Pilgrimage: The Book of the People, coverIn Zenna Henderson’s stories of The People, refugees from another planet come to Earth and struggle to fit in.  The stories are excellent, but the names sometimes give me pause.  In a story set on the home planet, before they’ve had any contact with Earth, the characters have names such as David, Eve, and Timmy—as well as the less familiar Lytha and ‘Chell (Michelle?).  Why so similar to common Terrestrial names?

Or take the hobbits.  Alongside Sam, Bob, and Rosie we have characters like Frodo, Bilbo, Meriadoc and Pippin.  Tolkien, the master linguist, can explain this—exhaustively (see Appendix F to The Lord of the Rings).  From a narrative point of view, the name-mixture gives us a sense of earthy rustic culture, but also of something a little different from Merrie Olde England.  Tolkien succeeds by being both quaint and quirky.

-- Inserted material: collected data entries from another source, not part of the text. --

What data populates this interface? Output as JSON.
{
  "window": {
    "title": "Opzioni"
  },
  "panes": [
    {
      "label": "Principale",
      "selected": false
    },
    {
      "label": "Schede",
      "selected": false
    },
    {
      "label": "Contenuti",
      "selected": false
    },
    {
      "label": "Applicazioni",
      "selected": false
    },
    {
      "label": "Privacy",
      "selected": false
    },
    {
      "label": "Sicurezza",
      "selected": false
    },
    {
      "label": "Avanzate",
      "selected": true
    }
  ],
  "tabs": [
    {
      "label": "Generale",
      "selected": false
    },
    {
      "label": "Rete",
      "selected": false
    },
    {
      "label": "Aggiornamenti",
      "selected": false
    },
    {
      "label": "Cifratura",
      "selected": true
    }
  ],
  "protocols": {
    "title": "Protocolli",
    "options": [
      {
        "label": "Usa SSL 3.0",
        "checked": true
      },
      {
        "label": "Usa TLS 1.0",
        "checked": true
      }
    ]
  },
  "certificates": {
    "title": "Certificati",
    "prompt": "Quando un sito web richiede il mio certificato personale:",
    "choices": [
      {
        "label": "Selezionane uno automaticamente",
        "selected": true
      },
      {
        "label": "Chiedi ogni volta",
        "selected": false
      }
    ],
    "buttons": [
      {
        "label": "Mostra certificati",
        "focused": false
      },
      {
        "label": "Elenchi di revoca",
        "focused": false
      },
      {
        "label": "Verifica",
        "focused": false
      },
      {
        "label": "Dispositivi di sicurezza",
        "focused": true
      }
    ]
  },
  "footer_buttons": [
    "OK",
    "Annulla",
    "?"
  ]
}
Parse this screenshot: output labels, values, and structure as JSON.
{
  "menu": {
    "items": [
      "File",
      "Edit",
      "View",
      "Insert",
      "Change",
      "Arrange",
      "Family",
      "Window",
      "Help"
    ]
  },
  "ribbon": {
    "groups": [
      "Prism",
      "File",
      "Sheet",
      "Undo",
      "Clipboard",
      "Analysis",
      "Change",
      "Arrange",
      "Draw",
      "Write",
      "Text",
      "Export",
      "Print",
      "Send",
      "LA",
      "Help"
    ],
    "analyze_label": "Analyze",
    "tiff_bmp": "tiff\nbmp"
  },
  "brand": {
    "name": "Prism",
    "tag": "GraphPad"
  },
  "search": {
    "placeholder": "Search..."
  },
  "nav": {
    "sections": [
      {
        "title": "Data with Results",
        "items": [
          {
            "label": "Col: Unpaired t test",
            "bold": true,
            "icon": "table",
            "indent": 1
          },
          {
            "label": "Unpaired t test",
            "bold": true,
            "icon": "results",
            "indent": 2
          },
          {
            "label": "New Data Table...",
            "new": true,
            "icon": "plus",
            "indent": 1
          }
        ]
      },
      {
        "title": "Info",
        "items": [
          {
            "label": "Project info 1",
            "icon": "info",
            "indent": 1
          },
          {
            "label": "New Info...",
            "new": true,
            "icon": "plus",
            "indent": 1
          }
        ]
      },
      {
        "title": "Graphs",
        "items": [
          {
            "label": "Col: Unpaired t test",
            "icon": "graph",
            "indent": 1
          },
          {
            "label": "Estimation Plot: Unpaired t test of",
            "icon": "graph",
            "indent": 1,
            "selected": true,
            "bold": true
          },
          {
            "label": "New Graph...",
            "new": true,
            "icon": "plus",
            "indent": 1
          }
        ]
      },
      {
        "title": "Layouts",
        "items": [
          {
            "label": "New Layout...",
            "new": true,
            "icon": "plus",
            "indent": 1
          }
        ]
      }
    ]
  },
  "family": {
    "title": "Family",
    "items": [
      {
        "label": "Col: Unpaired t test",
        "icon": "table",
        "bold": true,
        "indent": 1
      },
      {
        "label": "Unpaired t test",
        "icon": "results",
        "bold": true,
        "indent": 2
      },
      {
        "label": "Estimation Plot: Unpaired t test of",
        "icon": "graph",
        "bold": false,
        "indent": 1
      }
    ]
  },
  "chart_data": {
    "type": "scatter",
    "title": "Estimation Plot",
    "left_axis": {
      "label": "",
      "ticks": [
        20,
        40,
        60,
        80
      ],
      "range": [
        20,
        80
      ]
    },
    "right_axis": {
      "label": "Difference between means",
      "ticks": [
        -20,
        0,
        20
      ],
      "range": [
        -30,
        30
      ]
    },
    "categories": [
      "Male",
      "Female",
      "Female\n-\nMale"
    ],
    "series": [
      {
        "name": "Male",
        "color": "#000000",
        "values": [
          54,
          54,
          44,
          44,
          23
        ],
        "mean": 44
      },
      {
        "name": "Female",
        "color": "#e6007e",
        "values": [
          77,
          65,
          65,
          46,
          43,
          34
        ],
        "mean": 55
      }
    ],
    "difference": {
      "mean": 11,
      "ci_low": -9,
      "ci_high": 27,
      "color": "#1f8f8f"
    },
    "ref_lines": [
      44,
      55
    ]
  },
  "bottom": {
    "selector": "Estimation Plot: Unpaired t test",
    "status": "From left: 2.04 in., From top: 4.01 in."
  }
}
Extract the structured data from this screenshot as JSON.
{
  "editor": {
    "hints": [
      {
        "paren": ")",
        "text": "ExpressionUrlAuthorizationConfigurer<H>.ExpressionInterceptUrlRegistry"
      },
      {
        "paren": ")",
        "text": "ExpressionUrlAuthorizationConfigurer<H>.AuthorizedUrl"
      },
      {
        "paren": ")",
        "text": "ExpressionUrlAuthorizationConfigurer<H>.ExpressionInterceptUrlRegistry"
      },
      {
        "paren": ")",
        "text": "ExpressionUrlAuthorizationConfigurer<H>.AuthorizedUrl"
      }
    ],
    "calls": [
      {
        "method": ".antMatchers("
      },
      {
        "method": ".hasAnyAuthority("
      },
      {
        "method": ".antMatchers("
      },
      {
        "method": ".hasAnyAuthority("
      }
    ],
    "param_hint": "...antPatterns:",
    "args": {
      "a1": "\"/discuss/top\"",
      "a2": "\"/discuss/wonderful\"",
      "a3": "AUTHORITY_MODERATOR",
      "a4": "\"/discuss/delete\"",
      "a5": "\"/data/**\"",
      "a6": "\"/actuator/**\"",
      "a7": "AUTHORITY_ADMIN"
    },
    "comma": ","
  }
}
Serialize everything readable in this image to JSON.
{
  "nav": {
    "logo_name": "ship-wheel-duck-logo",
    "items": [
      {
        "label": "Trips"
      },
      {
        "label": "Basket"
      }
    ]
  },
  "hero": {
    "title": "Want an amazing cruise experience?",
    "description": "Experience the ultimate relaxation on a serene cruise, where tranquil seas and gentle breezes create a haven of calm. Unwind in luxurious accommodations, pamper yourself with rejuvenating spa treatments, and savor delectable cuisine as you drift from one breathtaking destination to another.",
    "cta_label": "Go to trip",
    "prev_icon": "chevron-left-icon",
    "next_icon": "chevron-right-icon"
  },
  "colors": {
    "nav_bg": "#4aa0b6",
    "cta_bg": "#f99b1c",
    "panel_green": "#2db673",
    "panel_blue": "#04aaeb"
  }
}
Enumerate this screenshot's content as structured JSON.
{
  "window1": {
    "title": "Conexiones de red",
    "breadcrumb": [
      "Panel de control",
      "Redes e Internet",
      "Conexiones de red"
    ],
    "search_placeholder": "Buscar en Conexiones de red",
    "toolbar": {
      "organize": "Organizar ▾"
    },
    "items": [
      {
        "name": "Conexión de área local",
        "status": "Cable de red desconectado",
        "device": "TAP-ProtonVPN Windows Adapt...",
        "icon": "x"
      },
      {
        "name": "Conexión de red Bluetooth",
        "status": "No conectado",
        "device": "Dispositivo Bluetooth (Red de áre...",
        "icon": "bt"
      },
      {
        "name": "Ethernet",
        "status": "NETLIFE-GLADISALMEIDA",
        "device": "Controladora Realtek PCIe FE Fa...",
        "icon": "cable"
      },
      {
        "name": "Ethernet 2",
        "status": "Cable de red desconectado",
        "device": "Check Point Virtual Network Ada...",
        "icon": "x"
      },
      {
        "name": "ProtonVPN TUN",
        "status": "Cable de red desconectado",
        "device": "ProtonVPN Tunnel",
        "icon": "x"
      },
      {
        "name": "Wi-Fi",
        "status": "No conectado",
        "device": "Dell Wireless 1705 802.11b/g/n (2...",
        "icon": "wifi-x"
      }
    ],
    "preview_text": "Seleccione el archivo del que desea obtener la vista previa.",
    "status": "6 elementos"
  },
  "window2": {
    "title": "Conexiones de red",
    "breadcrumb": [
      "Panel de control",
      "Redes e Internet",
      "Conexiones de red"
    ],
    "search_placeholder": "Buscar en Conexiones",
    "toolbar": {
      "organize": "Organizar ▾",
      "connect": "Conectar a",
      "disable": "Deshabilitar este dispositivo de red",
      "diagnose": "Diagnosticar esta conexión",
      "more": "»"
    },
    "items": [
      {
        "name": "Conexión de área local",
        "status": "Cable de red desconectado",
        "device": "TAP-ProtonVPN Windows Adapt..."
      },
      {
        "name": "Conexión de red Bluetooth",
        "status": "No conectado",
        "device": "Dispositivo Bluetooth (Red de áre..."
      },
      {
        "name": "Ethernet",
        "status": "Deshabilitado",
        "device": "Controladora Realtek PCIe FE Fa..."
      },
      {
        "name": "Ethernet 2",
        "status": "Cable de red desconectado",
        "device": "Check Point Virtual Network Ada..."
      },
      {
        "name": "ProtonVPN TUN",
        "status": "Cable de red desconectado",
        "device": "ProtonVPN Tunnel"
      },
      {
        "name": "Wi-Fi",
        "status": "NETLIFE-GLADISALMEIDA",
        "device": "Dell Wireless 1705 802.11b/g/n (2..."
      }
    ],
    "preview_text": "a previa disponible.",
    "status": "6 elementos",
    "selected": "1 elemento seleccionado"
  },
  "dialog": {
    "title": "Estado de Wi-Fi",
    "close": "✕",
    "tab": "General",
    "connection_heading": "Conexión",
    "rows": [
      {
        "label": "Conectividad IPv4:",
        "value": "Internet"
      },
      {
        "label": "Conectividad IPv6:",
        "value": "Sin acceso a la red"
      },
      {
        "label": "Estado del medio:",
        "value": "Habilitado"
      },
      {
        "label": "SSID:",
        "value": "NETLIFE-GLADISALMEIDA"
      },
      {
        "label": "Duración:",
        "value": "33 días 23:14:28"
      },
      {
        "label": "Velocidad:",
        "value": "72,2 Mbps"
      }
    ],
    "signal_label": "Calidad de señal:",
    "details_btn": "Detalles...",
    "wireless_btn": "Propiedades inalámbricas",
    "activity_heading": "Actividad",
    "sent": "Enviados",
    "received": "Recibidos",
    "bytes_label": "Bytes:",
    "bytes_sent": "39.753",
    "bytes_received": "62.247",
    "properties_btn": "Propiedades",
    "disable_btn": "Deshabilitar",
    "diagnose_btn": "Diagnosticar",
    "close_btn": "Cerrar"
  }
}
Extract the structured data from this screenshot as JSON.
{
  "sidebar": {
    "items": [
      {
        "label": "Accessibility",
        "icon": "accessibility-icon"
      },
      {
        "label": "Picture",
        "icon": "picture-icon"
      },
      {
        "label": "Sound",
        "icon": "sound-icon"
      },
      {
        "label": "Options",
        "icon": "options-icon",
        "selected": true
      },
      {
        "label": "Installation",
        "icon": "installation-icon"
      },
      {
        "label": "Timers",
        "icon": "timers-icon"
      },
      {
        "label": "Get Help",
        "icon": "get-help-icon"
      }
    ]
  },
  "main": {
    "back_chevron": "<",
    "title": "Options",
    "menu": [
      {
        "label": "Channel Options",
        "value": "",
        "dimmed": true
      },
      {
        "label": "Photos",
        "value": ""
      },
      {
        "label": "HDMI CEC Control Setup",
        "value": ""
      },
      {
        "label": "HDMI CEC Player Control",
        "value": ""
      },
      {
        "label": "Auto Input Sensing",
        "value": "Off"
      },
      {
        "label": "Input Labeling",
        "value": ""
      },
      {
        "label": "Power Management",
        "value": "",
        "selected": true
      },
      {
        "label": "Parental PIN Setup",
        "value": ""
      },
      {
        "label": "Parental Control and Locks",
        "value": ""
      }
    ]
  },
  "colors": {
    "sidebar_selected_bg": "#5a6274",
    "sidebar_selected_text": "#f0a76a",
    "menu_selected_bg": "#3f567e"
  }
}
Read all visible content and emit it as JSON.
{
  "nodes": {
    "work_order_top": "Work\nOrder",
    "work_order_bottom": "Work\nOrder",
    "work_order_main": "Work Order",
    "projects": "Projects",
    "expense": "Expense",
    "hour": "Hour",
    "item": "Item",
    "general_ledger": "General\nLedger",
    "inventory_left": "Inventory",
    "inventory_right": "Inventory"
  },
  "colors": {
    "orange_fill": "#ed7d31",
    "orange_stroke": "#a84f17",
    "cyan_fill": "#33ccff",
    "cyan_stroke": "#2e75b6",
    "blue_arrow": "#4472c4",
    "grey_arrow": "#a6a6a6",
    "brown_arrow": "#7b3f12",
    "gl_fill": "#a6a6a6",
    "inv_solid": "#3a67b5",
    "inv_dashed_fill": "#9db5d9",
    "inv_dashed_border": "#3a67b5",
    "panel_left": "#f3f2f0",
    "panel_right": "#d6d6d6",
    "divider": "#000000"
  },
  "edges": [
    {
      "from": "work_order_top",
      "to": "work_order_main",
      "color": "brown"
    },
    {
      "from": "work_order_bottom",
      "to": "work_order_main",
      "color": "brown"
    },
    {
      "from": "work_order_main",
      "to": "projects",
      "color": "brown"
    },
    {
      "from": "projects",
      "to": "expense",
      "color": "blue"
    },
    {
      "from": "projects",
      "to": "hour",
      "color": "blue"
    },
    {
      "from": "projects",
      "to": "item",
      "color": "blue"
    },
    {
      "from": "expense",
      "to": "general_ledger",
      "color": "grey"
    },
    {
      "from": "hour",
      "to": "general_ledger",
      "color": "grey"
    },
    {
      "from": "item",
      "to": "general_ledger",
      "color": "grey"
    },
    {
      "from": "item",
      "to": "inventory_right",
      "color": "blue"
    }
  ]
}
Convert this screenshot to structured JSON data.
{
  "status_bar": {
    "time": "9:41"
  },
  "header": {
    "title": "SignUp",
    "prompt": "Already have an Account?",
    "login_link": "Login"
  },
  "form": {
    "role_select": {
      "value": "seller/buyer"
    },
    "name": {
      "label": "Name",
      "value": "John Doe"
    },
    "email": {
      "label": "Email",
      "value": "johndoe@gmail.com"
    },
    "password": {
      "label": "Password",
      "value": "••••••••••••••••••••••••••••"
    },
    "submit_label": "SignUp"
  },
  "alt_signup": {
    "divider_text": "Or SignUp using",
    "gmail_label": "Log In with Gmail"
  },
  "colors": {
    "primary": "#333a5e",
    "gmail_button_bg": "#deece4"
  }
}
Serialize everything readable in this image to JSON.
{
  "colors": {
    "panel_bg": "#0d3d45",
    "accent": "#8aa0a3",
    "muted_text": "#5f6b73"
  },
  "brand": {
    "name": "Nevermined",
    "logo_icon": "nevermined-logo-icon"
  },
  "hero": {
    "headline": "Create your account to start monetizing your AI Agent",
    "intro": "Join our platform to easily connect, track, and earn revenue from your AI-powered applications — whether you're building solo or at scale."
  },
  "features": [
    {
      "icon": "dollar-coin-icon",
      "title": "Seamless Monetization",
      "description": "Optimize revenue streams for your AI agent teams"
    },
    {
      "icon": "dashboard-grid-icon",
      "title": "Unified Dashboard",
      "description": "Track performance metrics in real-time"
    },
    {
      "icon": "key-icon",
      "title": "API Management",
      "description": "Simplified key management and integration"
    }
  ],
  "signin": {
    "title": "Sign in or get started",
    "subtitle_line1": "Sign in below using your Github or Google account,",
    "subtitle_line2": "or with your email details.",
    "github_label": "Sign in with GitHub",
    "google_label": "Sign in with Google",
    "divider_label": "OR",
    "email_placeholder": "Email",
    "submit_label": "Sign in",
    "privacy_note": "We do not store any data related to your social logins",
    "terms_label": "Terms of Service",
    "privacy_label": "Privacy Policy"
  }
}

I’m less sympathetic to George R.R. Martin, who seems determined to give his characters in A Song of Ice and Fire names that are mostly familiar, but misspelled.  If we’re going to have people named Eddard, Catelyn, and Rickard, why not just call them Edward, Cathleen, and Richard—or are we expected to believe that languages in Westeros evolved in almost exact parallel to ours, but not quite?  (I have the same problem with the pseudo-Latin spells in Harry Potter—if you’re going to use Latin, just do it, don’t fake it—though I recently read an article by someone who’s examined Rowling’s quasi-Latin more closely than I and is more forgiving.)

Inventing Fantasy Names

If we’re going for traditional semi-medieval high fantasy, we may want names that are somewhat familiar, but have an antique ring to them.  How do I come up with a fitting title for the mighty barbarian I just rolled up for Dungeons and Dragons?  There are a number of tried-and-true approaches.  As it turns out, TV Tropes has a gallery of naming tropes that cover much of the territory (there’s a list-of-lists at Naming Conventions).

A descriptive name picks out some distinguishing feature:  Erik the Red, Catherine the Great.  Or Charles the Bald, or Pepin the Short, if I’m aiming for humorous or mundane rather than grand and dramatic.  If we don’t like “the,” we can fix on a name like Blackbeard.  Or Bluebeard.  (TV Tropes summarizes the pattern as Captain Colorbeard.)

Naming someone by place of origin (especially in place of a last name) also has a healthy yeomanlike sound to it.  I fondly recall a sturdy D&D character I named John of Redcliff.  A lot of ordinary last names, like Lake or Hill or Rivers, probably started out that way.  If the background allows for it, we can vary the effect by using French (de) or German (von) or other languages’ equivalents.

Occupations also gave us a lot of familiar last names.  “William the Farmer” (to distinguish him from the three other Williams in the village) easily becomes “William Farmer.”  Some of these are less obvious than others:  we may not recall that “sawyer” is what you call someone who wields a saw.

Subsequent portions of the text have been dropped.